Bo jak to nazwać inaczej?!
15-17 stopni i pełne słońce :)
Oczywiście, bywają i chłodniejsze dni. W najgorszym razie jest to jakieś 12 kresek powyżej zera i szalejący wicher. No, może jeden dzień w zeszłym tygodniu wyświetlił mi się jako 8 stopni, a odczuwalne 3!!! Tubylcy wybrali na tą okazję stroje niczym mieszkańcy odległej, mroźnej Syberii! Choć muszę przyznać, że i ja już przywykłam do tego ciepłego klimatu i w ten 'zimny' dzień przywdziałam całkowicie zimową garderobę :) Niemniej jednak, wolę już mistralowe urwanie głowy w pełnym słońcu niż pluchę i szarugę... Nawet przy sporym wietrze mój super-ciężki wózek nie odleci, a Pyza zakryta przeciwdeszczową folią pozostaje nietknięta jego lodowatymi porywami. Tym sposobem ona w plastikowej 'szklarence', a ja w czapce i rękawiczkach (tak, tak...rozwydrzyłam się tu okropnie i teraz nawet przy 15 stopniach chodzę w rękawiczkach!) nadal przemierzamy wzdłuż i w szerz (z tym to może bez przesady :P chodniki są tu wąskie jak cholera!) avignońskie uliczki.
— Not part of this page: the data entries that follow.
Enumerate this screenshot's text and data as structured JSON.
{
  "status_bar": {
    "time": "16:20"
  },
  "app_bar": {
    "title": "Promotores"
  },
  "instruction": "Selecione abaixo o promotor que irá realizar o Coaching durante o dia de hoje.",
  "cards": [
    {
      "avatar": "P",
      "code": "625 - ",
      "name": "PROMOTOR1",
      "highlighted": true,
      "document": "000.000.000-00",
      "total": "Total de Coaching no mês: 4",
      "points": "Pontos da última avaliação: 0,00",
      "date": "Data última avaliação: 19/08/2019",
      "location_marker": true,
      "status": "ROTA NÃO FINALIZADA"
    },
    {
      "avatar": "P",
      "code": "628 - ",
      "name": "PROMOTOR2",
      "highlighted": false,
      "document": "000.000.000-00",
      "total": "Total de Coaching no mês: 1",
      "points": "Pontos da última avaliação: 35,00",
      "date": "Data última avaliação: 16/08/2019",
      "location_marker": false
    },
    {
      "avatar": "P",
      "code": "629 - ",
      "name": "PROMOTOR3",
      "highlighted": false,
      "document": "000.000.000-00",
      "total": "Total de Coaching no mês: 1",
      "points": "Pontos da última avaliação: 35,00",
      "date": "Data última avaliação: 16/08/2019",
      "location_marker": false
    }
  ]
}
Choć przełom października i listopada, który spędziliśmy w Polsce, pogodowo nie był aż tak straszny jak nam przepowiadano i było nawet kilka słonecznych dni to do tutejszego słońca im jednak daleko. Wiele razy tęsknie za nim wzdychałam...
Kiedy prawie 4 tygodnie temu wyszliśmy z hali przylotów na lotnisku w Marsylii i powitało nas to wspaniałe ciepełko to mimo tęsknoty za Polską, która rozpoczęła się nam już w drodze na Okęcie, ciężko było nie odwzajemnić uśmiechu do słońca...
Jak to mówią: nie można mieć wszystkiego...niestety :(
Niebawem znów opuścimy słoneczne Avignon by spotkać się z naszymi najbliższymi...
Póki co jednak cieszymy się piękną pogodą i spacerom nie ma końca!
Mam nadzieję, że deszczowe dni, które zapewne i ten rejon odwiedzają, przyjdą tu akurat, gdy my będziemy zajadać się rybą po grecku i pierogami :D
A na potwierdzenie moich opowieści kilka foteczek z niedawnego naszego spaceru...to akurat połowa listopada, ale wiele się nie zmieniło :) No, może kopce liści teraz jeszcze wyższe, bo znów kilka dni powiało mocniej...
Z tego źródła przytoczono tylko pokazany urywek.